Virtual reality is still a growing technology, and there are conflicts as to the terminologies to be used. Some say that if you don’t view a VR content using a dedicated headset like the HTC Vive with extra functionality, then it can’t be called VR. And truly, if not viewed with a headset, it is technically a 360 degree-video.
Co-founder and CEO of agency Visualize, the company that helped in the development of The Economist app, Henry Stuart, revealed to Digiday that there will be more publishers launching their virtual reality apps in months to come.
“It’s so that people can view their content in a trusted and controlled environment,” he said. “It’s already a difficult process looking for good content on existing platforms like Facebook 360 and YouTube 360. There’s a lot of crap, and there’s going to be even more because of user-generated content.” Camera brands like Nikon are bringing out consumer 360-degree cameras, adding more content to a crowded space.
Shooting a standard VR experience will cost one around £15,000–£100,000 ($22,000–$147,000) according to Stuart, with an app costing an extra £40,000 ($60,000) or so. “It isn’t that far out of advertising budgets,” he said.
Publishers are searching for business models to support virtual reality. A top VR app by a publisher is The New York Times‘ virtual reality app, which has been downloaded about 500,000 times and plays its own editorial and has brands sponsoring it. An example of this is an auto VR experience sponsored by a car manufacturer.
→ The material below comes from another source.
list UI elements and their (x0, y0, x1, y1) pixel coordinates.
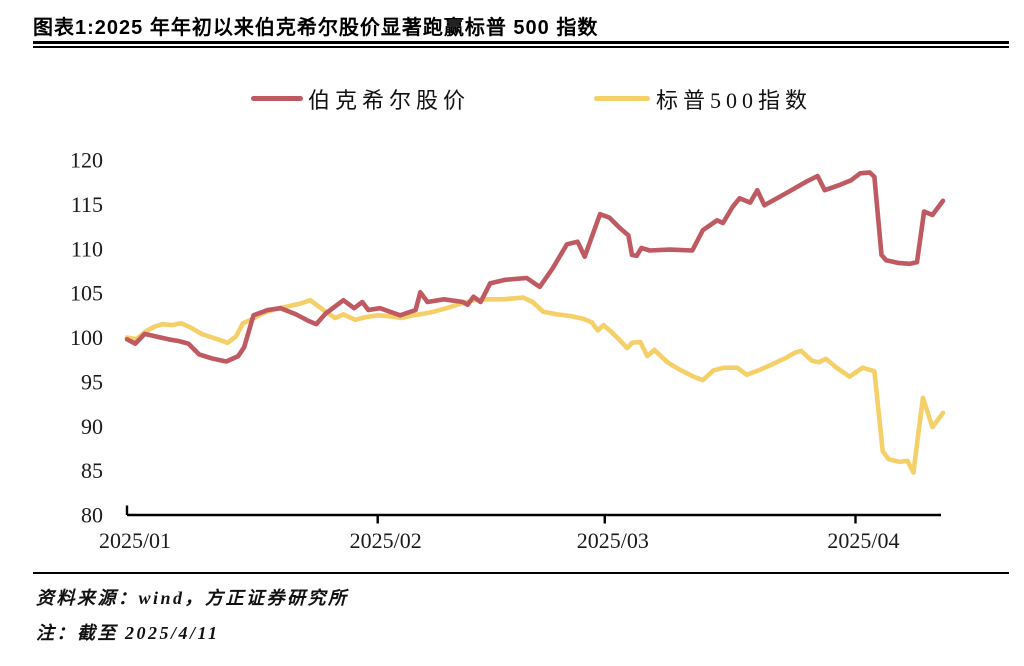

The Economist is yet to find a way to monetize its VR app yet. It would be combining its future VR experience with an Economist Films content in the summer. Before the year runs out, another VR experience based on data visualization would be combined with an event, which would be made available through the app.
Having audiences come to an owned platform is a bonus for any publisher, but a dose of realism is needed. Publishers can’t expect users to download multiple virtual reality apps for several news sources. The potential of VR to take people to places they can’t access in real life is huge, said Stuart. However, he added, that “if people lose confidence in VR, this could lead to a graveyard of forgotten apps.”